Intercellular adhesion molecule-1 deficiency is protective against nephropathy in type 2 diabetic db/db mice

• Published in: Journal of the American Society of Nephrology Vol. 16; no. 6; pp. 1711 - 1722
• Main Authors: CHOW, Fiona Y, NIKOLIC-PATERSON, David J, OZOLS, Elyce, ATKINS, Robert C, TESCH, Gregory H
• Format: Journal Article
• Language: English
• Published: Hagerstown, MD Lippincott Williams & Wilkins 01.06.2005
• Subjects: Animals; Associated diseases and complications; Biological and medical sciences; Chemotaxis, Leukocyte - immunology; Diabetes Mellitus, Type 2 - complications; Diabetes. Impaired glucose tolerance; Diabetic Nephropathies - immunology; Endocrine pancreas. Apud cells (diseases); Endocrinopathies; Hyperglycemia - etiology; Intercellular Adhesion Molecule-1 - immunology; Kidneys; Macrophage Activation - immunology; Medical sciences; Mice; Models, Animal; Nephrology. Urinary tract diseases; Obesity - complications; Urinary system involvement in other diseases. Miscellaneous; Endocrinopathy; Kidney disease; Type 2 diabetes; Nephrology; Urinary system disease; Intercellular adhesion molecule 1; Pathogenesis; Rodentia; Cell adhesion molecule; Metabolic diseases; Urology; Recruitment; Vertebrata; Mammalia; Mouse; Animal; Complication; Diabetic nephropathy; Macrophage
• ISSN: 1046-6673; 1533-3450
• DOI: 10.1681/asn.2004070612

Diabetic nephropathy is a leading cause of end-stage renal failure and is a growing concern given the increasing incidence of type 2 diabetes. Diabetic nephropathy is associated with progressive kidney macrophage accumulation and experimental studies suggest that intercellular adhesion molecule (ICAM)-1 facilitates kidney macrophage recruitment during type 1 diabetes. To ascertain the importance of ICAM-1 in promoting type 2 diabetic nephropathy, the development of renal injury in ICAM-1 intact and deficient db/db mice with equivalent hyperglycemia and obesity between ages 2 and 8 mo was examined and compared with results with normal db/+ mice.
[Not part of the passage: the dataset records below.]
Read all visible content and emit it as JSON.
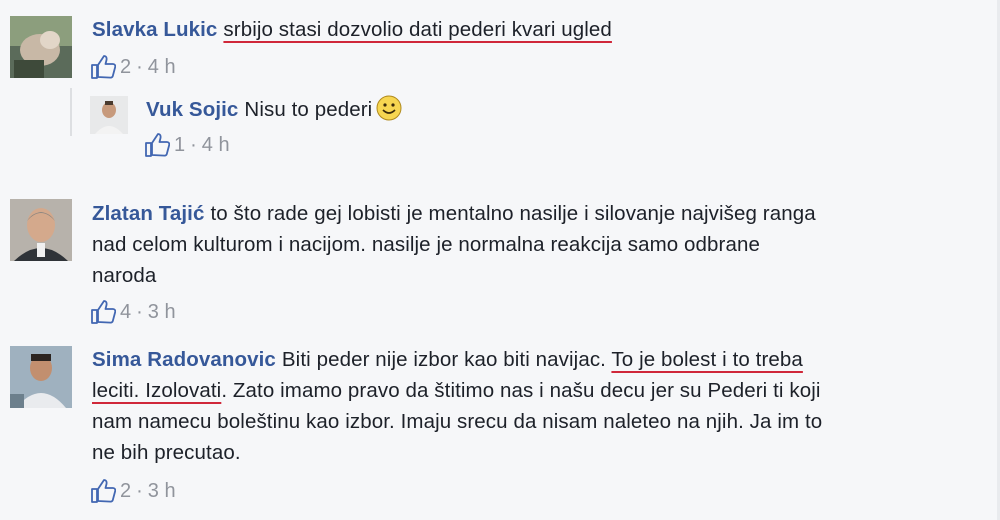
{
  "comments": [
    {
      "author": "Slavka Lukic",
      "text": "srbijo stasi dozvolio dati pederi kvari ugled",
      "likes": "2",
      "time": "4 h",
      "replies": [
        {
          "author": "Vuk Sojic",
          "text": "Nisu to pederi",
          "likes": "1",
          "time": "4 h",
          "emoji": "smile-emoji"
        }
      ]
    },
    {
      "author": "Zlatan Tajić",
      "text_lines": [
        "to što rade gej lobisti je mentalno nasilje i silovanje najvišeg ranga",
        "nad celom kulturom i nacijom. nasilje je normalna reakcija samo odbrane",
        "naroda"
      ],
      "likes": "4",
      "time": "3 h"
    },
    {
      "author": "Sima Radovanovic",
      "line1_plain": "Biti peder nije izbor kao biti navijac. ",
      "line1_underlined": "To je bolest i to treba",
      "line2_underlined": "leciti. Izolovati",
      "line2_plain": ". Zato imamo pravo da štitimo nas i našu decu jer su Pederi ti koji",
      "line3": "nam namecu boleštinu kao izbor. Imaju srecu da nisam naleteo na njih. Ja im to",
      "line4": "ne bih precutao.",
      "likes": "2",
      "time": "3 h"
    }
  ],
  "meta_separator": "·",
  "icons": {
    "like": "thumbs-up-icon"
  },
  "colors": {
    "author": "#365899",
    "meta": "#90949c",
    "underline": "#d0283a",
    "background": "#f6f7f9"
  }
}
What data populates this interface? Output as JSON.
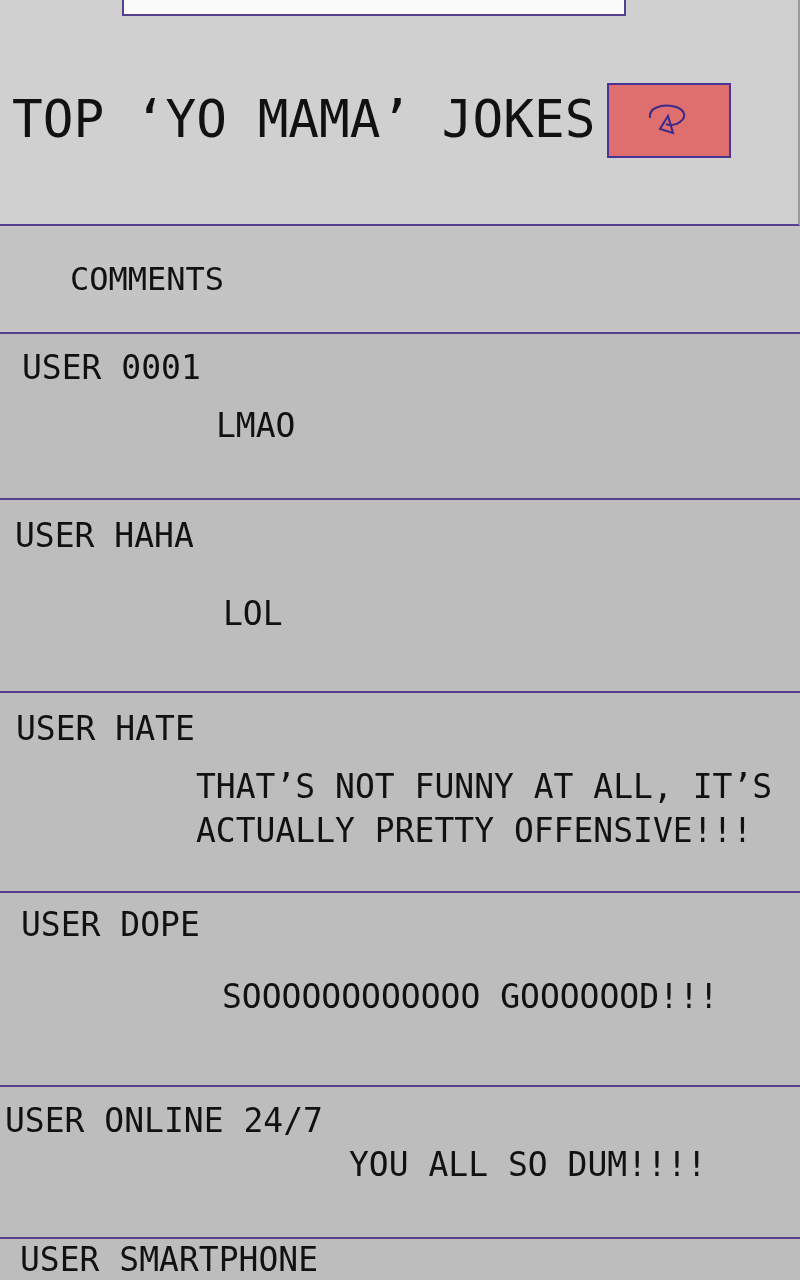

Increases in albuminuria (11-fold), glomerular leukocytes (10-fold), and interstitial leukocytes (three-fold) consisting of predominantly CD68+ macrophages were identified at 8 mo in diabetic db/db mice compared with nondiabetic db/+ mice. In comparison to db/db mice, ICAM-1-deficient db/db mice had marked reductions in albuminuria at 6 mo (77% downward arrow) and 8 mo (85% downward arrow). There was also a significant decrease in glomerular (63% downward arrow) and interstitial (83% downward arrow) leukocytes in ICAM-1-deficient db/db mice, which were associated with reduced glomerular hypertrophy and hypercellularity and tubular damage. The development of renal fibrosis (expression of TGF-beta1, collagen IV, and interstitial alpha-smooth muscle actin) was also strikingly attenuated in the ICAM-1-deficient db/db mice. Additional in vitro studies showed that macrophage activation by high glucose or advanced glycation end products could promote ICAM-1 expression on tubular cells and macrophage production of active TGF-beta1. Thus, ICAM-1 appears to be a critical promoter of nephropathy in mouse type 2 diabetes by facilitating kidney macrophage recruitment.